The Electoral Commission has promised to look at any allegations it receives that ‘dark money’ funded Facebook ads urging Unionists to vote tactically in the Scottish elections.
The ads were posted by a number of pro-Union groups opposed to independence without bearing an imprint stating who paid for them required by new election advertising rules.
The Electoral Commission today refused to tell Business for Scotland if any complaints about the ads or the organisations had so far been received. A spokesperson said it could not discuss specific complaints until they had been looked into.
But the spokesperson did promise that any allegations it received would be looked into and if any wrongdoing was found full details would be published on its website.
When Business for Scotland asked if the process took too long, the spokesperson said frustration at the length of time this might take was understandable but that due process had to be followed.
An organisation called Young Unionists posted more than £20,000 worth of Facebook adverts without any imprint. The organisation registered as a non-party campaigner in the election and the registration form lists Max Young as the secretary.
According to opendemocracy.net Mr Young was involved in the Capitalist Worker campaign which spent £65,000 on anti-Corbyn ads in the 2019 general election without declaring its donors.
Mr Young has written for a number of pro-Union websites including Think Scotland, which describes itself as ‘’your home for free thinking and free markets’’.
Think Scotland was set up by Brian Monteith, who was also linked to Capitalist Worker. Mr Monteith paid for a number of Think Scotland ads on Facebook for a tactical voting tool posted by Vote Union to advise voters how best to defeat pro-indy candidates in the election.

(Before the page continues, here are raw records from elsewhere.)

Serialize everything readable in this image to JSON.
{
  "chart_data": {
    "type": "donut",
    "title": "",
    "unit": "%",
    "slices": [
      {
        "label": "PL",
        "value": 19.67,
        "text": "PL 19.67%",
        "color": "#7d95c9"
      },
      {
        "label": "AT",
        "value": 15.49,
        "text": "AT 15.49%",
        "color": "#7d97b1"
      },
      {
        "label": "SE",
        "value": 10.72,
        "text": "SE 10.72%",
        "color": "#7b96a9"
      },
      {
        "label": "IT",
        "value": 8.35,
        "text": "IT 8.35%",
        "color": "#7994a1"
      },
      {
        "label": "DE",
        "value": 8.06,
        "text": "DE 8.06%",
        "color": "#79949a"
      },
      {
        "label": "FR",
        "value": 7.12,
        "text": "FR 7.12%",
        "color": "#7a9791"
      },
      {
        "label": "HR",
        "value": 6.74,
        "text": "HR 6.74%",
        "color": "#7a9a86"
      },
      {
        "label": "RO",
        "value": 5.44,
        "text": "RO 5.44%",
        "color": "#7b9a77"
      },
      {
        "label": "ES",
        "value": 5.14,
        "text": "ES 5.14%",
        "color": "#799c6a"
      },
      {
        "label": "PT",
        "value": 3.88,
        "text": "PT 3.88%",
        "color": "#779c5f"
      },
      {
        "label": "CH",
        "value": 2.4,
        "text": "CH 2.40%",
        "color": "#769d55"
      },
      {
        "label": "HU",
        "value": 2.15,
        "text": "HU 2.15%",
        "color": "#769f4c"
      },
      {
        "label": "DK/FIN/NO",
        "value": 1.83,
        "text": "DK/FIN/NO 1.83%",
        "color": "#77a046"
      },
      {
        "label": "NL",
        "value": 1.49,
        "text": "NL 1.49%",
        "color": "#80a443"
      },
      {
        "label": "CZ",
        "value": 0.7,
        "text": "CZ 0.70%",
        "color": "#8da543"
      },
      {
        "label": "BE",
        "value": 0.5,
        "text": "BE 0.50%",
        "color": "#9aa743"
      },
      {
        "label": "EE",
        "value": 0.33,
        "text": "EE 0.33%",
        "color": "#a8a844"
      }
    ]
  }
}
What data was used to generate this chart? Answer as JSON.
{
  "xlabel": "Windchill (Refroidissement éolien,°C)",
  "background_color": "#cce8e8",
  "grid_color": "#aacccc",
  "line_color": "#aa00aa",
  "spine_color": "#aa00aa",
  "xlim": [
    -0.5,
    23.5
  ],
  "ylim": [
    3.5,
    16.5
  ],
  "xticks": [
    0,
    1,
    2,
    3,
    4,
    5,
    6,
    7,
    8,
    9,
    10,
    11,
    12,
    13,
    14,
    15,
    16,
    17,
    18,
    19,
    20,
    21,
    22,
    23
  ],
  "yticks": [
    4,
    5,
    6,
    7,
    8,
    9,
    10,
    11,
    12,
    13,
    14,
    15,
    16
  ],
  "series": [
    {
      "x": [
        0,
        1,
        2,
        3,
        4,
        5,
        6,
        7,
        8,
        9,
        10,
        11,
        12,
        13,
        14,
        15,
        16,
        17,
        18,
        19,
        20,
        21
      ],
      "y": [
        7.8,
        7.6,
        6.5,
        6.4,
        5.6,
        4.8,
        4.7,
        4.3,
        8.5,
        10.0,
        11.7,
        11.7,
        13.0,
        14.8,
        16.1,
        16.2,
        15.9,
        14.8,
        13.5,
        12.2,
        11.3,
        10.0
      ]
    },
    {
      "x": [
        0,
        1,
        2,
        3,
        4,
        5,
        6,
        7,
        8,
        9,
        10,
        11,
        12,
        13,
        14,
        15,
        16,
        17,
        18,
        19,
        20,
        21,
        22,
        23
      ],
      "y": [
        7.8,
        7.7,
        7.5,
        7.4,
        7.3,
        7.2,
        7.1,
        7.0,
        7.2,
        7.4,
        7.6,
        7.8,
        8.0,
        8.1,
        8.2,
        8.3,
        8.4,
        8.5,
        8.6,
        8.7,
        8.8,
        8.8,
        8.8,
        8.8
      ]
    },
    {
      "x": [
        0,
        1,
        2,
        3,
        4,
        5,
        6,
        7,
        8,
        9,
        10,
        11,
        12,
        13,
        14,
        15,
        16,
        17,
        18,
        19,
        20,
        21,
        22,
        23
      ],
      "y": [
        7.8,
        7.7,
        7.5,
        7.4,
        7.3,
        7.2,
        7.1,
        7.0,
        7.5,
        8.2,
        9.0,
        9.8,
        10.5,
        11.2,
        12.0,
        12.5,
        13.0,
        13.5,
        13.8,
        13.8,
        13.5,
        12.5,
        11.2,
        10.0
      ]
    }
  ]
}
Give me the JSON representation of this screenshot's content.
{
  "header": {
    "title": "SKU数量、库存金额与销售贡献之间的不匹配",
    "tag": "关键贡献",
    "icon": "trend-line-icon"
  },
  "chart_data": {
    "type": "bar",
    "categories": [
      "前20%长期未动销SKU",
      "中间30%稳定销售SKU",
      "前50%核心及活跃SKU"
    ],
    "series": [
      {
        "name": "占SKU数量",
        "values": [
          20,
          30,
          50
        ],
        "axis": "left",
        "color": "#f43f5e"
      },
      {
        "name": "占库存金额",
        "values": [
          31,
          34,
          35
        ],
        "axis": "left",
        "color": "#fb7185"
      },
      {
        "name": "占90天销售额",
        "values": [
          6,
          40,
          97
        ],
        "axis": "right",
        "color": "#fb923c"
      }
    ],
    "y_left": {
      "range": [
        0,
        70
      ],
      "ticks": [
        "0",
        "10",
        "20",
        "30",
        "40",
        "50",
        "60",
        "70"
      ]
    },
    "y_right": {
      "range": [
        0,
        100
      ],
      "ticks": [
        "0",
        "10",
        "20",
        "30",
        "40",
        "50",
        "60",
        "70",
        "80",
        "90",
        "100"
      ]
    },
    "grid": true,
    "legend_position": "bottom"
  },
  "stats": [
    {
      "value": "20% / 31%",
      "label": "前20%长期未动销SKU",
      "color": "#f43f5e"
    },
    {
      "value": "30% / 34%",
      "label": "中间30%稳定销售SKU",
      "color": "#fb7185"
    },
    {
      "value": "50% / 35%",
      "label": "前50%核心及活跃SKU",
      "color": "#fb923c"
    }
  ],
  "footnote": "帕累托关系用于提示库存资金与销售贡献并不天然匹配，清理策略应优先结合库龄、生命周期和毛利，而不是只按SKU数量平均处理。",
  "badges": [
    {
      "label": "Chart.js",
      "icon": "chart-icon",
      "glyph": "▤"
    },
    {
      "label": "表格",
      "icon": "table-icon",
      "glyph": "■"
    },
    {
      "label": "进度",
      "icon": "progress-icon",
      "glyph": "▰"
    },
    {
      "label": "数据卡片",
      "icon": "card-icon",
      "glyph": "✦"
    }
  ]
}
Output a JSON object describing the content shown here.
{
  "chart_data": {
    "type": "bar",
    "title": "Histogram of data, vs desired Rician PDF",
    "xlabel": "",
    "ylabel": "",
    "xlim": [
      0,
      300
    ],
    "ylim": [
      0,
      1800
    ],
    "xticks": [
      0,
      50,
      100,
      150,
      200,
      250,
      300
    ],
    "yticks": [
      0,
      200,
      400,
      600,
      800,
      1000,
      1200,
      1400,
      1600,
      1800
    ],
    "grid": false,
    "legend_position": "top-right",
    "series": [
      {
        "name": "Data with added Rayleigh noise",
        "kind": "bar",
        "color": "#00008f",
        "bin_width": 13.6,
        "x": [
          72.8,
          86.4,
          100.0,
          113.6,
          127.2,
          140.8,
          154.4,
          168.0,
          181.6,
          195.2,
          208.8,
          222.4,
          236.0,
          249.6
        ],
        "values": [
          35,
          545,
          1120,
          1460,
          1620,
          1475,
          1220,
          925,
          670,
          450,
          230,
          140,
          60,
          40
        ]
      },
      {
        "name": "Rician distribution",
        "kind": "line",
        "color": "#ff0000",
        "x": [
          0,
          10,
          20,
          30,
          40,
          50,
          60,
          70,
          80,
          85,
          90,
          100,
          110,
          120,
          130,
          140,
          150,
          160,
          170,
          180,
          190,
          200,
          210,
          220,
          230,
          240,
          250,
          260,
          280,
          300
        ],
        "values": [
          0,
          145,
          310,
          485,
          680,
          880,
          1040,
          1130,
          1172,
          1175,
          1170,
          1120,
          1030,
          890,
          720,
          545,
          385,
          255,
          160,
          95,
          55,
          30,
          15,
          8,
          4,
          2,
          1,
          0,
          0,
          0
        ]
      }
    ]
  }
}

The Vote Union Facebook page was set up in April 2021 and spent almost £6,000 on Facebook advertising its tactical voting tool
Think Scotland publishes no information disclosing its funders.
Young Unionists had also posted Facebook ads to promote the Vote Union tactical voting tool. The Vote Union Facebook page was set up in April 2021 and spent almost £6,000 on Facebook advertising its tactical voting tool. Again these ads did not feature the necessary imprint revealing who paid for them.
Nor did ads taken out by Turning Point UK urging voters in the Scottish election not to vote SNP. The Turning Point UK website describes the organisation as a ‘’student movement for free markets, limited government, personal responsibility and duty to others’’.
The website, like most of the others mentioned, does not reveal the identities of the people involved and the details of the Facebook ads do not say which individuals paid for them.
Another organisation called Businesses for the Union spent more than £10,000 in the run up to the Scottish elections, paid for by Matthew Kilcoyne, deputy director of the Adam Smith Institute, a powerful think tank which, again, does not declare its donors.
The Electoral Commission, which is tasked with enforcing the rules about election advertising, can impose sanctions on anyone found to be breaking those rules.
If the Electoral Commission finds a person or organisation guilty of breaking the rules it can impose financial sanctions of a fine up to £20,000
New rules in place for first time for the Scottish elections state that digital advertising designed to influence voters in an election should include an imprint which must include the ‘’name and address of the promoter and any organisation or individual on whose behalf it has been promoted’’.
If the Electoral Commission finds a person or organisation guilty of breaking the rules it can impose financial sanctions of a fine up to £20,000.
The Commission considers this upper limit to be too low and has repeatedly asked Westminster to raise it, but to no avail.
The Scottish government did listen, and raised the upper limit for a fine to £500,000 but only for referendums. It included the new fine limit in legislation last year.